わだかまり

「ありがとうございます。少し考えさせて下さい」

 喜びつつ月花は返事を保留にした。とはいえ、一人暮らしのアパートに帰る頃には、気持ちは既に決まっていた。



「ええ、むっちゃやばいやん!」

 友人の加藤優香かとうゆうかが、まるでムンクの叫びのように両手を頬に添えた。

「ちょっと優香、声が大きいよ」

 昼時の学食は学生たちでごった返している。さすがにそんな大勢の人間に聞かれるのは恥ずかしい。「だってティムさんカッコええし、頭良さそうやし、私の中ではランキング第一位やで!」

「本当は私も少し前からいい人だなと思い始めていたのよ。でも、タンデムパートナーだと自分に言い聞かせて気持ちを封じていたの。それを彼が開いてくれた気がする」

「それで、オーケーの返事はしたん?」

 月花は首を振った。

「お返事はもうちょっと温めてからにしたいの。でもそれより気になるのは……親にどう報告しようかということよ」

「そやなあ……月花、家出同然でこっち来てるし」

「家出同然て……」

 月花は苦笑したが、優香のいうこともあながち間違いではない。



 月花の実家は博多の由緒ある家系で、父親は娘が嫁入り前に家を出ることをよしとしなかった。

 ところで月花はかねてから、大阪の大学に興味の引かれる学科があり、そこで学びたいと強く願っていた。しかしそのことを父親に言えば間違いなく反対される。
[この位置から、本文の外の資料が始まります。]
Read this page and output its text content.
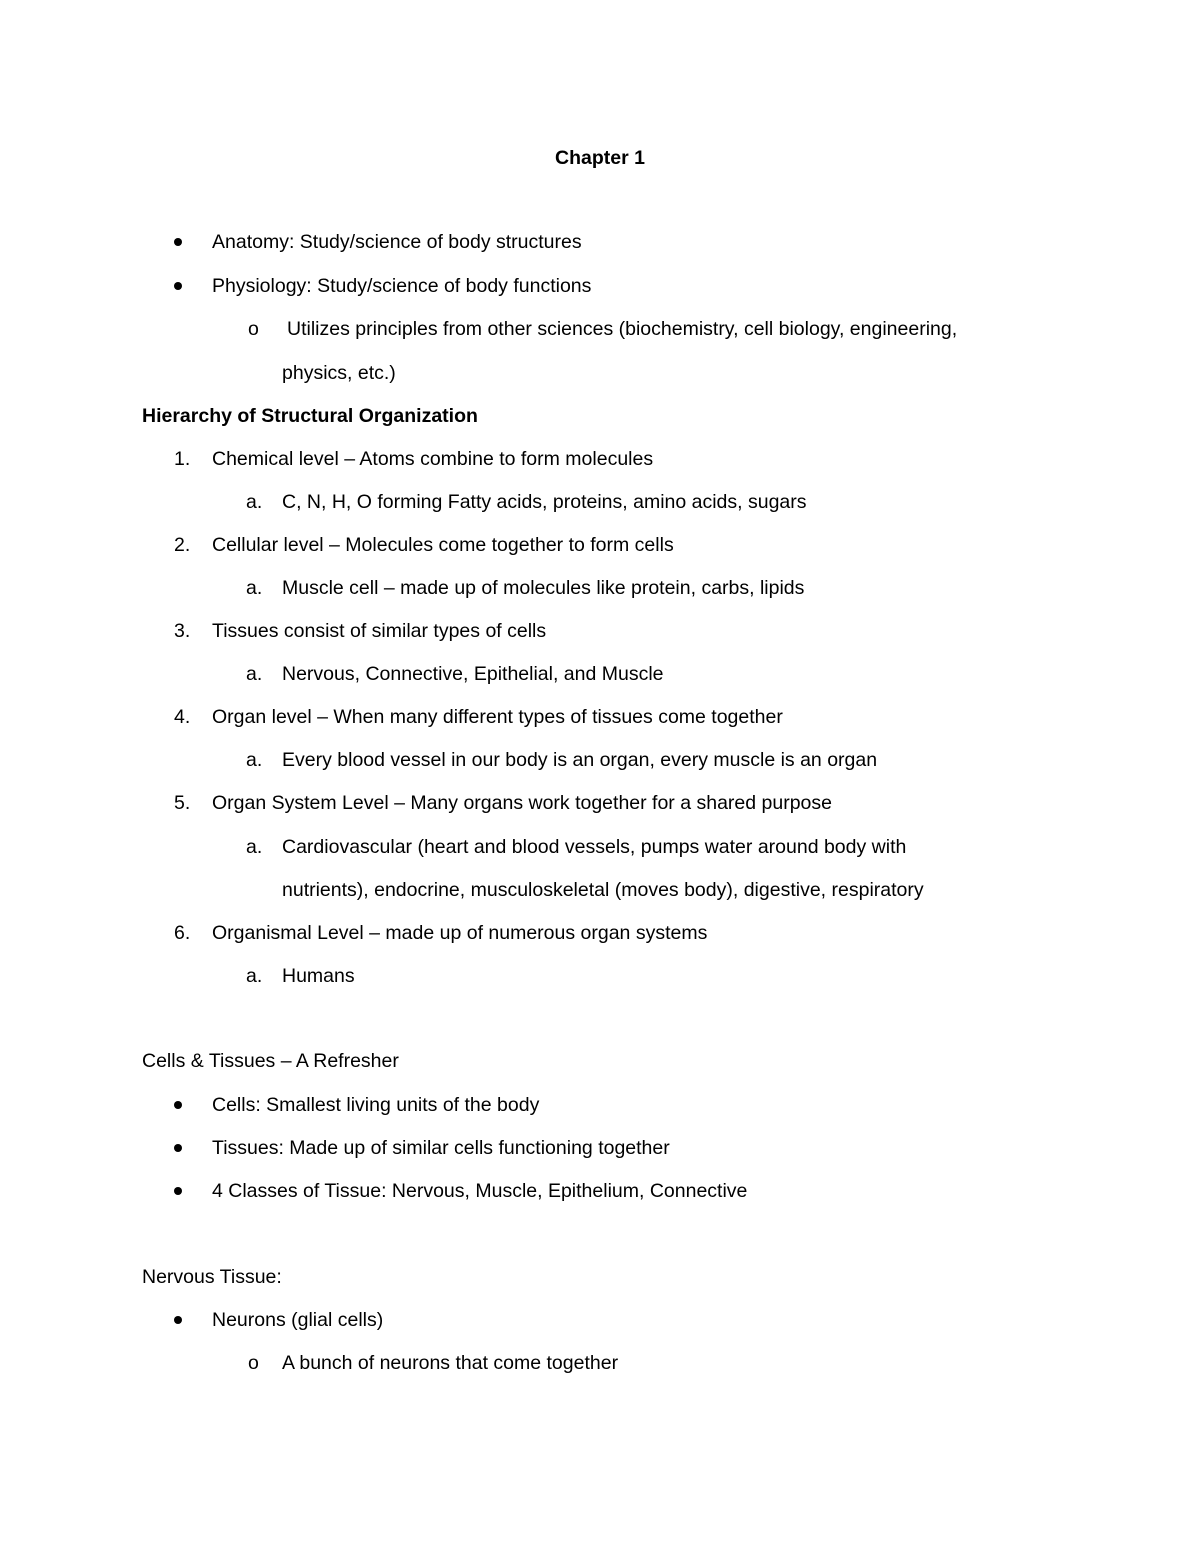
Chapter 1
Anatomy: Study/science of body structures
Physiology: Study/science of body functions
o Utilizes principles from other sciences (biochemistry, cell biology, engineering,
physics, etc.)
Hierarchy of Structural Organization
1. Chemical level – Atoms combine to form molecules
a. C, N, H, O forming Fatty acids, proteins, amino acids, sugars
2. Cellular level – Molecules come together to form cells
a. Muscle cell – made up of molecules like protein, carbs, lipids
3. Tissues consist of similar types of cells
a. Nervous, Connective, Epithelial, and Muscle
4. Organ level – When many different types of tissues come together
a. Every blood vessel in our body is an organ, every muscle is an organ
5. Organ System Level – Many organs work together for a shared purpose
a. Cardiovascular (heart and blood vessels, pumps water around body with
nutrients), endocrine, musculoskeletal (moves body), digestive, respiratory
6. Organismal Level – made up of numerous organ systems
a. Humans
Cells & Tissues – A Refresher
Cells: Smallest living units of the body
Tissues: Made up of similar cells functioning together
4 Classes of Tissue: Nervous, Muscle, Epithelium, Connective
Nervous Tissue:
Neurons (glial cells)
o A bunch of neurons that come together
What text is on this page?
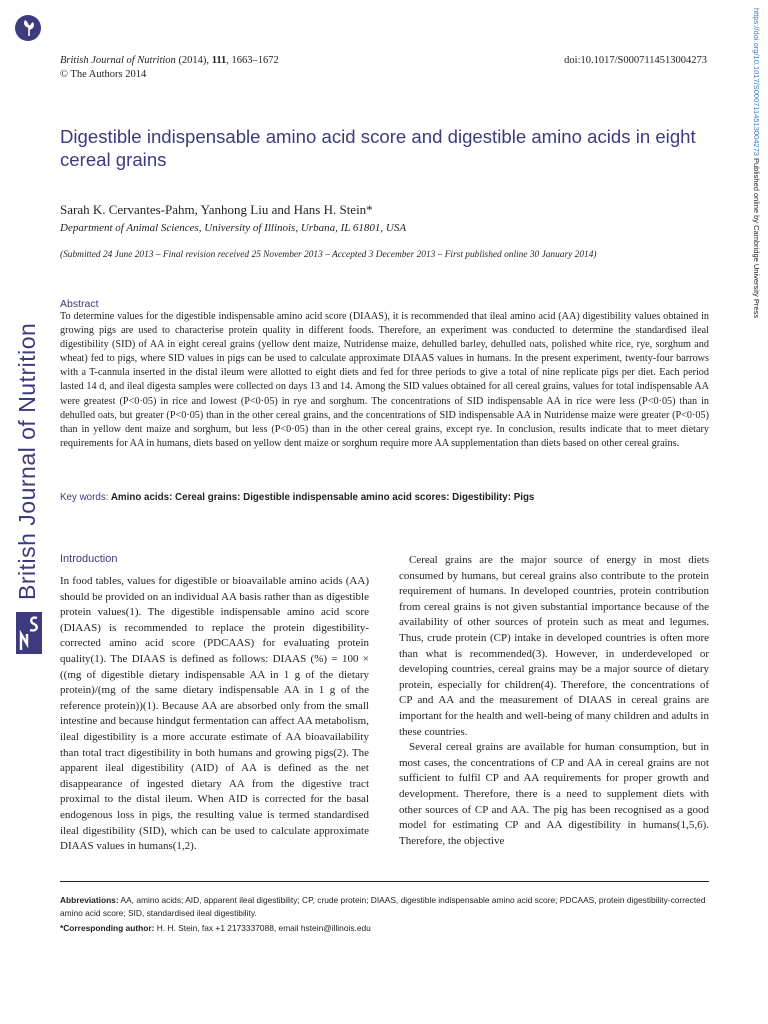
British Journal of Nutrition
https://doi.org/10.1017/S0007114513004273 Published online by Cambridge University Press
British Journal of Nutrition (2014), 111, 1663–1672
© The Authors 2014
doi:10.1017/S0007114513004273
Digestible indispensable amino acid score and digestible amino acids in eight cereal grains
Sarah K. Cervantes-Pahm, Yanhong Liu and Hans H. Stein*
Department of Animal Sciences, University of Illinois, Urbana, IL 61801, USA
(Submitted 24 June 2013 – Final revision received 25 November 2013 – Accepted 3 December 2013 – First published online 30 January 2014)
Abstract
To determine values for the digestible indispensable amino acid score (DIAAS), it is recommended that ileal amino acid (AA) digestibility values obtained in growing pigs are used to characterise protein quality in different foods. Therefore, an experiment was conducted to determine the standardised ileal digestibility (SID) of AA in eight cereal grains (yellow dent maize, Nutridense maize, dehulled barley, dehulled oats, polished white rice, rye, sorghum and wheat) fed to pigs, where SID values in pigs can be used to calculate approximate DIAAS values in humans. In the present experiment, twenty-four barrows with a T-cannula inserted in the distal ileum were allotted to eight diets and fed for three periods to give a total of nine replicate pigs per diet. Each period lasted 14 d, and ileal digesta samples were collected on days 13 and 14. Among the SID values obtained for all cereal grains, values for total indispensable AA were greatest (P<0·05) in rice and lowest (P<0·05) in rye and sorghum. The concentrations of SID indispensable AA in rice were less (P<0·05) than in dehulled oats, but greater (P<0·05) than in the other cereal grains, and the concentrations of SID indispensable AA in Nutridense maize were greater (P<0·05) than in yellow dent maize and sorghum, but less (P<0·05) than in the other cereal grains, except rye. In conclusion, results indicate that to meet dietary requirements for AA in humans, diets based on yellow dent maize or sorghum require more AA supplementation than diets based on other cereal grains.
Key words: Amino acids: Cereal grains: Digestible indispensable amino acid scores: Digestibility: Pigs
Introduction

In food tables, values for digestible or bioavailable amino acids (AA) should be provided on an individual AA basis rather than as digestible protein values(1). The digestible indispensable amino acid score (DIAAS) is recommended to replace the protein digestibility-corrected amino acid score (PDCAAS) for evaluating protein quality(1). The DIAAS is defined as follows: DIAAS (%) = 100 × ((mg of digestible dietary indispensable AA in 1 g of the dietary protein)/(mg of the same dietary indispensable AA in 1 g of the reference protein))(1). Because AA are absorbed only from the small intestine and because hindgut fermentation can affect AA metabolism, ileal digestibility is a more accurate estimate of AA bioavailability than total tract digestibility in both humans and growing pigs(2). The apparent ileal digestibility (AID) of AA is defined as the net disappearance of ingested dietary AA from the digestive tract proximal to the distal ileum. When AID is corrected for the basal endogenous loss in pigs, the resulting value is termed standardised ileal digestibility (SID), which can be used to calculate approximate DIAAS values in humans(1,2).

Cereal grains are the major source of energy in most diets consumed by humans, but cereal grains also contribute to the protein requirement of humans. In developed countries, protein contribution from cereal grains is not given substantial importance because of the availability of other sources of protein such as meat and legumes. Thus, crude protein (CP) intake in developed countries is often more than what is recommended(3). However, in underdeveloped or developing countries, cereal grains may be a major source of dietary protein, especially for children(4). Therefore, the concentrations of CP and AA and the measurement of DIAAS in cereal grains are important for the health and well-being of many children and adults in these countries.

Several cereal grains are available for human consumption, but in most cases, the concentrations of CP and AA in cereal grains are not sufficient to fulfil CP and AA requirements for proper growth and development. Therefore, there is a need to supplement diets with other sources of CP and AA. The pig has been recognised as a good model for estimating CP and AA digestibility in humans(1,5,6). Therefore, the objective

Abbreviations: AA, amino acids; AID, apparent ileal digestibility; CP, crude protein; DIAAS, digestible indispensable amino acid score; PDCAAS, protein digestibility-corrected amino acid score; SID, standardised ileal digestibility.

*Corresponding author: H. H. Stein, fax +1 2173337088, email hstein@illinois.edu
 そこで母親に相談したところ、このように助言された。

「地元の大学をいくつか受験して、こっそり大阪の大学も受けるといいわ。それで受かったらそこに行くのよ。事後承諾だったらお父さんだって文句いわないでしょ」

 そしてその通り、月花は大阪の大学に合格し、入学手続きをした。父親には全て手筈が整ってから報告した。

「お父さん。私、大阪にいきます」

「そうか……」

 父親は無表情に、目も合わさずにこたえた。月花の胸には重苦しいものが澱んだ。そして家を出る時も、父親は見送ることさえしなかった。それから月花は実家の敷居をまたがず、母親とは手紙のやり取りはあっても父親とは一切言葉を交わすことはなく今に至っている。